Low consumer inflation has been one of the key highlights of the Narendra Modiled National Democratic Alliance (NDA). Helped by fortuitous tailwinds from low crude prices and a sharp dip in food inflation, consumer price inflation fell to 3.6% in fiscal 2018 from a high of 9.9% in fiscal 2013.
That said, credit for the decline in inflation also goes to NDA’s policy stance. A prudent fiscal policy has meant lower pressure on inflation. Restraint in raising minimum support prices (MSPs) for crops also contributed to lower food inflation. The government also adopted an inflation targeting framework, which meant sharper focus on inflation control from the Reserve Bank of India (RBI).
But the scenario is now changing and inflation is set to pick up this fiscal after declining continuously since fiscal 2014. We expect Consumer Price Index (CPI)- based inflation to average 4.6% this fiscal with a base effect-driven higher inflation in the first half versus the second half.
True, the economy is expected to grow faster at 7.5% in fiscal 2019, but that’s not the reason for the inflation pick-up.
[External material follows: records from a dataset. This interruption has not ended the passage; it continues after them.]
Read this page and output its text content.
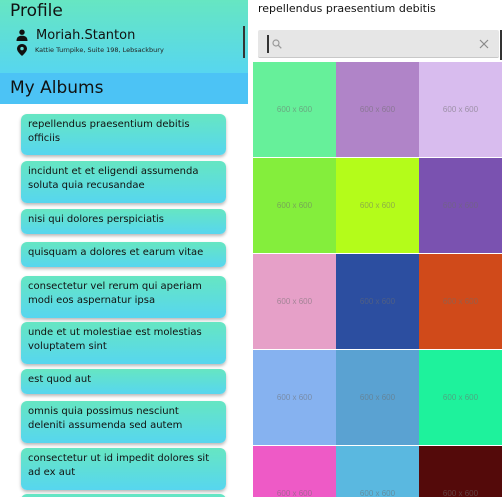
Profile
Moriah.Stanton
Kattie Turnpike, Suite 198, Lebsackbury
My Albums
repellendus praesentium debitis officiis
incidunt et et eligendi assumenda soluta quia recusandae
nisi qui dolores perspiciatis
quisquam a dolores et earum vitae
consectetur vel rerum qui aperiam modi eos aspernatur ipsa
unde et ut molestiae est molestias voluptatem sint
est quod aut
omnis quia possimus nesciunt deleniti assumenda sed autem
consectetur ut id impedit dolores sit ad ex aut
repellendus praesentium debitis
600 x 600	600 x 600	600 x 600
600 x 600	600 x 600	600 x 600
600 x 600	600 x 600	600 x 600
600 x 600	600 x 600	600 x 600
600 x 600	600 x 600	600 x 600
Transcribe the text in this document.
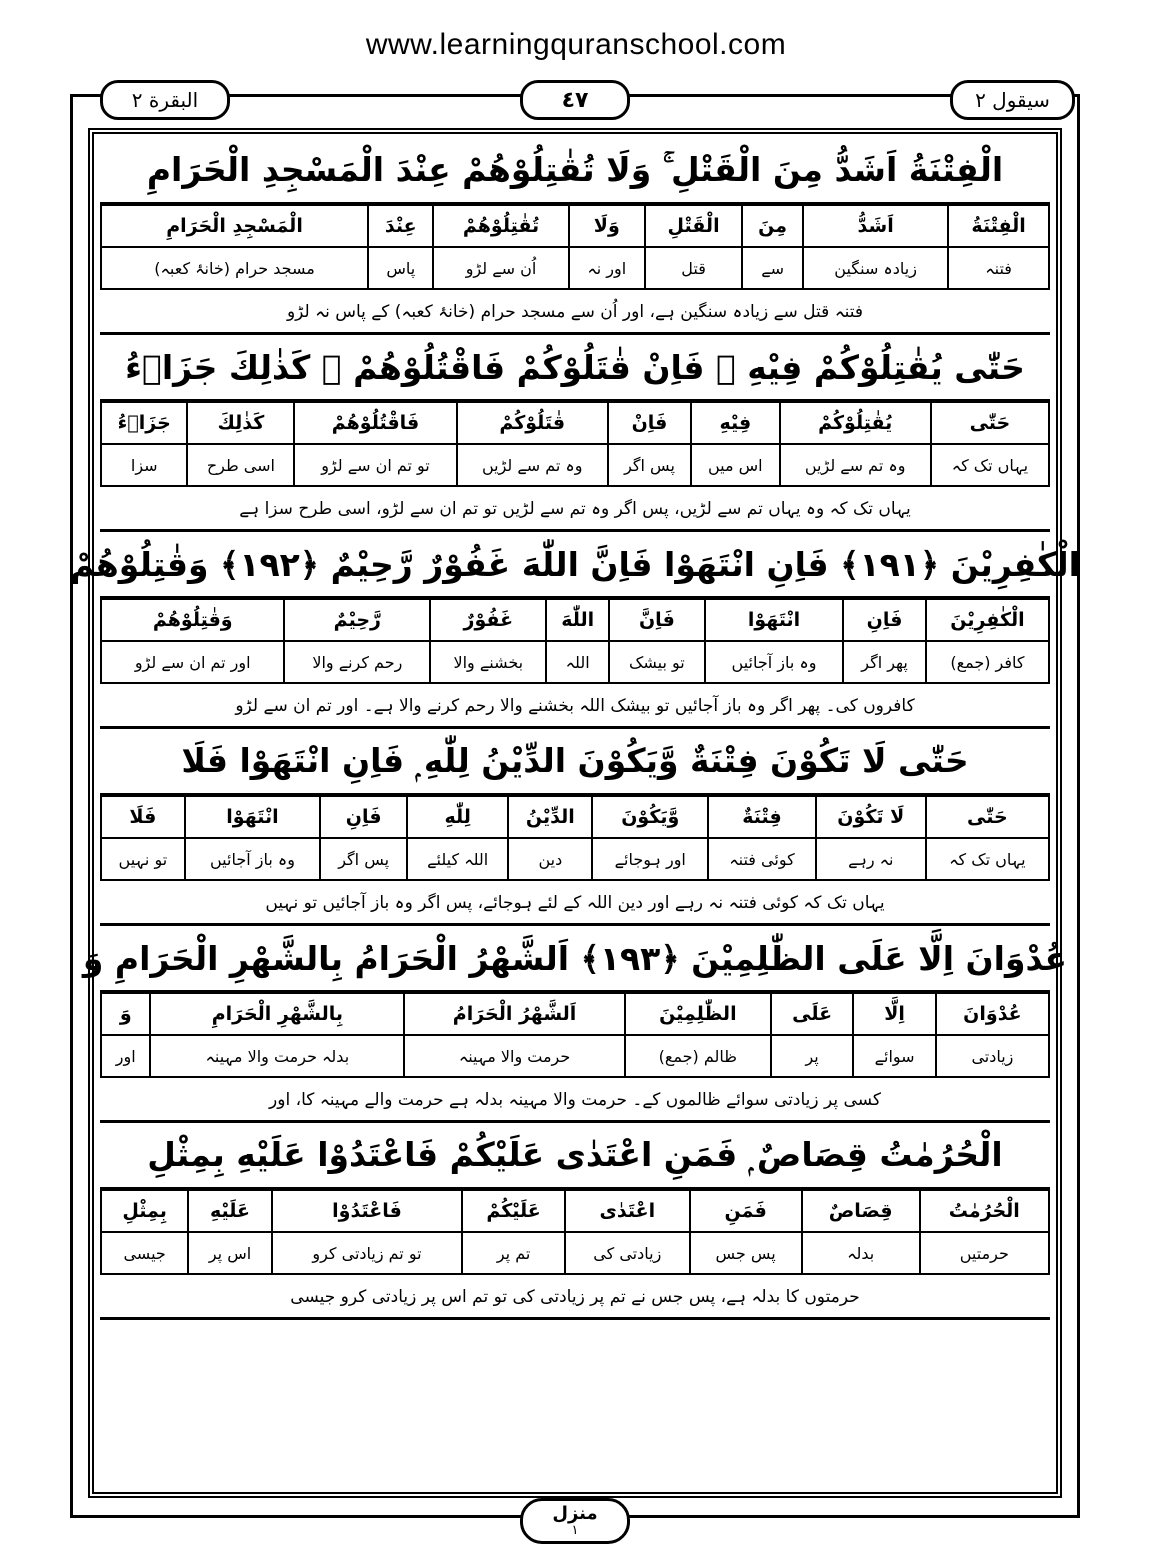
www.learningquranschool.com
البقرة ٢	٤٧	سيقول ٢
الْفِتْنَةُ اَشَدُّ مِنَ الْقَتْلِ ۚ وَلَا تُقٰتِلُوْهُمْ عِنْدَ الْمَسْجِدِ الْحَرَامِ
الْفِتْنَةُ	اَشَدُّ	مِنَ	الْقَتْلِ	وَلَا	تُقٰتِلُوْهُمْ	عِنْدَ	الْمَسْجِدِ الْحَرَامِ
فتنہ	زیادہ سنگین	سے	قتل	اور نہ	اُن سے لڑو	پاس	مسجد حرام (خانۂ کعبہ)
فتنہ قتل سے زیادہ سنگین ہے، اور اُن سے مسجد حرام (خانۂ کعبہ) کے پاس نہ لڑو
حَتّٰى يُقٰتِلُوْكُمْ فِيْهِ ۚ فَاِنْ قٰتَلُوْكُمْ فَاقْتُلُوْهُمْ ۭ كَذٰلِكَ جَزَاۗءُ
حَتّٰى	يُقٰتِلُوْكُمْ	فِيْهِ	فَاِنْ	قٰتَلُوْكُمْ	فَاقْتُلُوْهُمْ	كَذٰلِكَ	جَزَاۗءُ
یہاں تک کہ	وہ تم سے لڑیں	اس میں	پس اگر	وہ تم سے لڑیں	تو تم ان سے لڑو	اسی طرح	سزا
یہاں تک کہ وہ یہاں تم سے لڑیں، پس اگر وہ تم سے لڑیں تو تم ان سے لڑو، اسی طرح سزا ہے
الْكٰفِرِيْنَ ﴿١٩١﴾ فَاِنِ انْتَهَوْا فَاِنَّ اللّٰهَ غَفُوْرٌ رَّحِيْمٌ ﴿١٩٢﴾ وَقٰتِلُوْهُمْ
الْكٰفِرِيْنَ	فَاِنِ	انْتَهَوْا	فَاِنَّ	اللّٰهَ	غَفُوْرٌ	رَّحِيْمٌ	وَقٰتِلُوْهُمْ
کافر (جمع)	پھر اگر	وہ باز آجائیں	تو بیشک	اللہ	بخشنے والا	رحم کرنے والا	اور تم ان سے لڑو
کافروں کی۔ پھر اگر وہ باز آجائیں تو بیشک اللہ بخشنے والا رحم کرنے والا ہے۔ اور تم ان سے لڑو
حَتّٰى لَا تَكُوْنَ فِتْنَةٌ وَّيَكُوْنَ الدِّيْنُ لِلّٰهِ ۭ فَاِنِ انْتَهَوْا فَلَا
حَتّٰى	لَا تَكُوْنَ	فِتْنَةٌ	وَّيَكُوْنَ	الدِّيْنُ	لِلّٰهِ	فَاِنِ	انْتَهَوْا	فَلَا
یہاں تک کہ	نہ رہے	کوئی فتنہ	اور ہوجائے	دین	اللہ کیلئے	پس اگر	وہ باز آجائیں	تو نہیں
یہاں تک کہ کوئی فتنہ نہ رہے اور دین اللہ کے لئے ہوجائے، پس اگر وہ باز آجائیں تو نہیں
عُدْوَانَ اِلَّا عَلَى الظّٰلِمِيْنَ ﴿١٩٣﴾ اَلشَّهْرُ الْحَرَامُ بِالشَّهْرِ الْحَرَامِ وَ
عُدْوَانَ	اِلَّا	عَلَى	الظّٰلِمِيْنَ	اَلشَّهْرُ الْحَرَامُ	بِالشَّهْرِ الْحَرَامِ	وَ
زیادتی	سوائے	پر	ظالم (جمع)	حرمت والا مہینہ	بدلہ حرمت والا مہینہ	اور
کسی پر زیادتی سوائے ظالموں کے۔ حرمت والا مہینہ بدلہ ہے حرمت والے مہینہ کا، اور
الْحُرُمٰتُ قِصَاصٌ ۭ فَمَنِ اعْتَدٰى عَلَيْكُمْ فَاعْتَدُوْا عَلَيْهِ بِمِثْلِ
الْحُرُمٰتُ	قِصَاصٌ	فَمَنِ	اعْتَدٰى	عَلَيْكُمْ	فَاعْتَدُوْا	عَلَيْهِ	بِمِثْلِ
حرمتیں	بدلہ	پس جس	زیادتی کی	تم پر	تو تم زیادتی کرو	اس پر	جیسی
حرمتوں کا بدلہ ہے، پس جس نے تم پر زیادتی کی تو تم اس پر زیادتی کرو جیسی
منزل
١
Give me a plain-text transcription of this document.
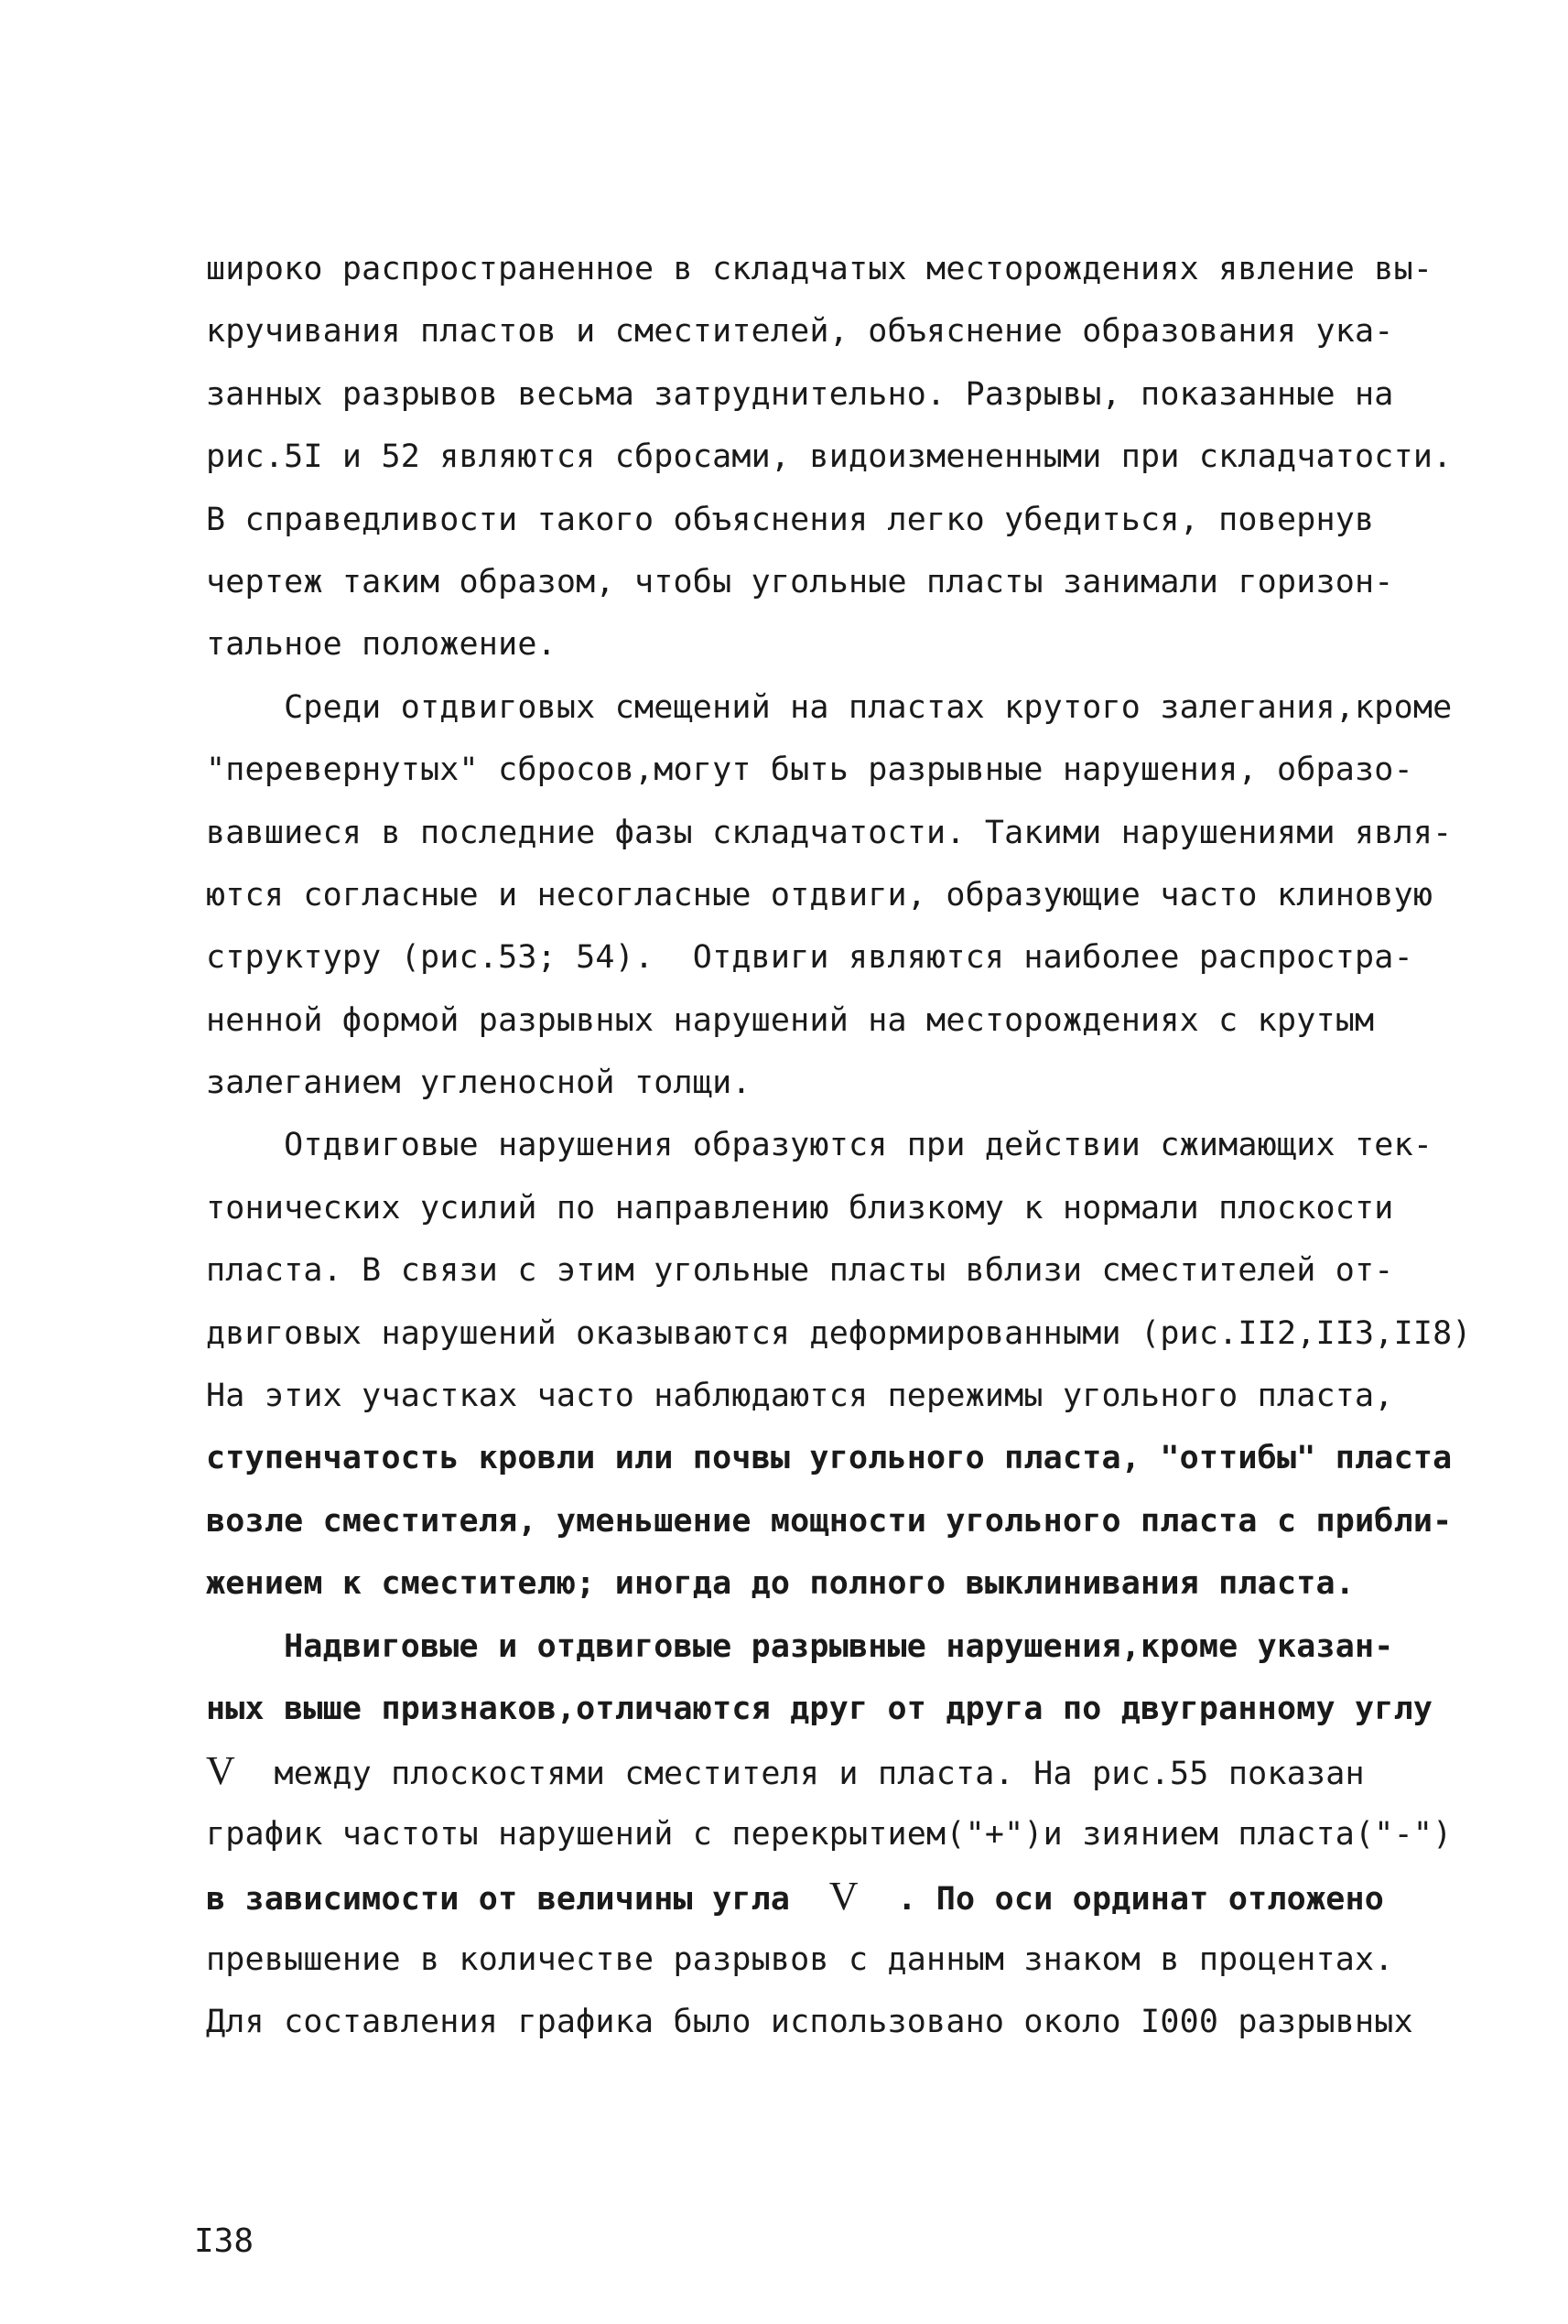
широко распространенное в складчатых месторождениях явление вы-
кручивания пластов и сместителей, объяснение образования ука-
занных разрывов весьма затруднительно. Разрывы, показанные на
рис.5I и 52 являются сбросами, видоизмененными при складчатости.
В справедливости такого объяснения легко убедиться, повернув
чертеж таким образом, чтобы угольные пласты занимали горизон-
тальное положение.
Среди отдвиговых смещений на пластах крутого залегания,кроме
"перевернутых" сбросов,могут быть разрывные нарушения, образо-
вавшиеся в последние фазы складчатости. Такими нарушениями явля-
ются согласные и несогласные отдвиги, образующие часто клиновую
структуру (рис.53; 54).  Отдвиги являются наиболее распростра-
ненной формой разрывных нарушений на месторождениях с крутым
залеганием угленосной толщи.
Отдвиговые нарушения образуются при действии сжимающих тек-
тонических усилий по направлению близкому к нормали плоскости
пласта. В связи с этим угольные пласты вблизи сместителей от-
двиговых нарушений оказываются деформированными (рис.II2,II3,II8)
На этих участках часто наблюдаются пережимы угольного пласта,
ступенчатость кровли или почвы угольного пласта, "оттибы" пласта
возле сместителя, уменьшение мощности угольного пласта с прибли-
жением к сместителю; иногда до полного выклинивания пласта.
Надвиговые и отдвиговые разрывные нарушения,кроме указан-
ных выше признаков,отличаются друг от друга по двугранному углу
V  между плоскостями сместителя и пласта. На рис.55 показан
график частоты нарушений с перекрытием("+")и зиянием пласта("-")
в зависимости от величины угла  V  . По оси ординат отложено
превышение в количестве разрывов с данным знаком в процентах.
Для составления графика было использовано около I000 разрывных
I38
Inflation will rather be driven by acyclical factors that are less dependent on a cyclical upturn in the economy:
Higher crude oil prices: Brent crude prices have risen sharply. With shrinking global oil surpluses accompanied by strong global recovery, sustainability of current trend and even an upside to the currently prevailing crude oil prices cannot be ignored. The government can neutralise the impact of rising global crude oil price by reversing the excise hike, which was effected when crude prices were falling, but not without an associated fiscal cost.
Rise in MSP: Food inflation could also move up as the government promises higher MSP, increase in its coverage, and a mechanism to ensure that farmers do not suffer price falls below MSP as it happened in the last fiscal. Market prices of crops could fall in a year when normal monsoons and record agricultural output is being predicted.
Weaker rupee: Weakening rupee, together with tariff increases in some sectors, will raise the imported cost.
Additionally, metal prices – steel, copper and aluminium – have all been firming up and this will raise input costs for corporates.